It’s often a laptop, something us nerds wouldn’t buy generally speaking, so they tend to have hardware issues. So newer tends to be better. So plain old Fedora workstation with gnome. I pin their favorite programs to the dock, and show them the basics of the interface. I show them the software button and say they can install anything they want from there, and that they should do the updates that pop up from there.

Zero issues. Honestly does a better job than windows - things are more intuitive for the non tech savvy.

Edit: mint is pretty good too if it works. It’s one of those two systems.

[–] elucubra@sopuli.xyz 11 points 17 hours ago (3 children)
[–] Peasley@lemmy.world 12 points 16 hours ago* (last edited 16 hours ago) (1 children)
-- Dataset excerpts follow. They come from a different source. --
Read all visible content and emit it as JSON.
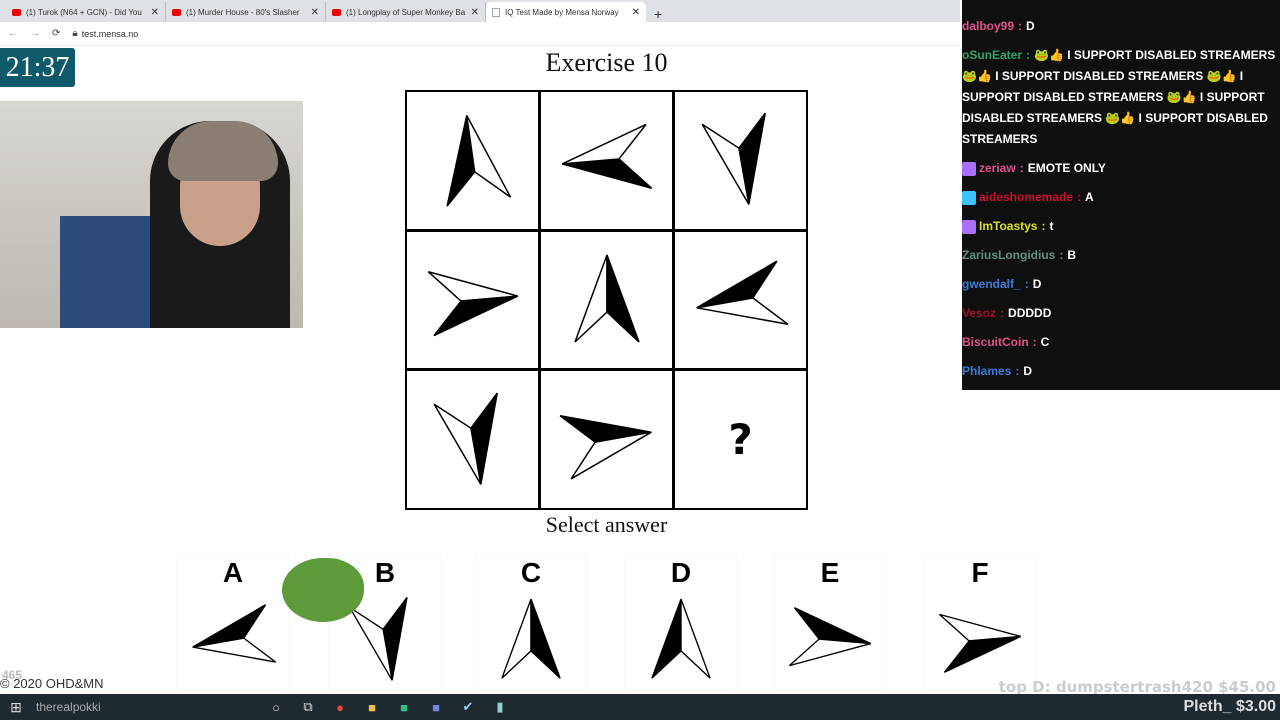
{
  "browser": {
    "tabs": [
      {
        "title": "(1) Turok (N64 + GCN) - Did You",
        "icon": "youtube-icon"
      },
      {
        "title": "(1) Murder House - 80's Slasher",
        "icon": "youtube-icon"
      },
      {
        "title": "(1) Longplay of Super Monkey Ba",
        "icon": "youtube-icon"
      },
      {
        "title": "IQ Test Made by Mensa Norway",
        "icon": "page-icon",
        "active": true
      }
    ],
    "new_tab": "+",
    "url": "test.mensa.no"
  },
  "timer": "21:37",
  "exercise": {
    "title": "Exercise 10",
    "cells": [
      {
        "dir": -8,
        "black": "left"
      },
      {
        "dir": -95,
        "black": "left"
      },
      {
        "dir": 170,
        "black": "left"
      },
      {
        "dir": 85,
        "black": "right"
      },
      {
        "dir": 0,
        "black": "right"
      },
      {
        "dir": -100,
        "black": "right"
      },
      {
        "dir": 170,
        "black": "left"
      },
      {
        "dir": 80,
        "black": "left"
      },
      {
        "question": "?"
      }
    ],
    "select_label": "Select answer",
    "answers": [
      {
        "label": "A",
        "dir": -100,
        "black": "right"
      },
      {
        "label": "B",
        "dir": 170,
        "black": "left"
      },
      {
        "label": "C",
        "dir": 0,
        "black": "right"
      },
      {
        "label": "D",
        "dir": 0,
        "black": "left"
      },
      {
        "label": "E",
        "dir": 95,
        "black": "left"
      },
      {
        "label": "F",
        "dir": 85,
        "black": "right"
      }
    ],
    "copyright": "© 2020 OHD&MN"
  },
  "chat": [
    {
      "user": "dalboy99",
      "text": "D",
      "color": "#e0508a"
    },
    {
      "user": "oSunEater",
      "text": "🐸👍 I SUPPORT DISABLED STREAMERS 🐸👍 I SUPPORT DISABLED STREAMERS 🐸👍 I SUPPORT DISABLED STREAMERS 🐸👍 I SUPPORT DISABLED STREAMERS 🐸👍 I SUPPORT DISABLED STREAMERS",
      "color": "#2fa36b"
    },
    {
      "user": "zeriaw",
      "text": "EMOTE ONLY",
      "color": "#e0508a",
      "badge": "#a970ff"
    },
    {
      "user": "aideshomemade",
      "text": "A",
      "color": "#c8102e",
      "badge": "#3ec1ff"
    },
    {
      "user": "ImToastys",
      "text": "t",
      "color": "#d8e020",
      "badge": "#a970ff"
    },
    {
      "user": "ZariusLongidius",
      "text": "B",
      "color": "#5f8f80"
    },
    {
      "user": "gwendalf_",
      "text": "D",
      "color": "#3a7bd5"
    },
    {
      "user": "Vesoz",
      "text": "DDDDD",
      "color": "#a0102a"
    },
    {
      "user": "BiscuitCoin",
      "text": "C",
      "color": "#e0508a"
    },
    {
      "user": "Phlames",
      "text": "D",
      "color": "#3a7bd5"
    }
  ],
  "stream_overlay": {
    "top_donation": "top D: dumpstertrash420 $45.00",
    "latest": "Pleth_ $3.00",
    "counter": "465",
    "channel": "therealpokki"
  }
}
I interpreted it as a "non-nerd" laptop, like a lower end consumer model purchased at full price for example

Laptops like that tend to be more hit and miss on Linux than say a Thinkpad or Framework

[–] Kongar@lemmy.dbzer0.com 4 points 15 hours ago

Yes, like this ;)

[–] Kongar@lemmy.dbzer0.com 4 points 15 hours ago

No no - not like that. Like crappy overpriced laptops. Like “I’m a piece of crap laptop masquerading as a good one and sold to people who don’t know better at a price way way way too high”.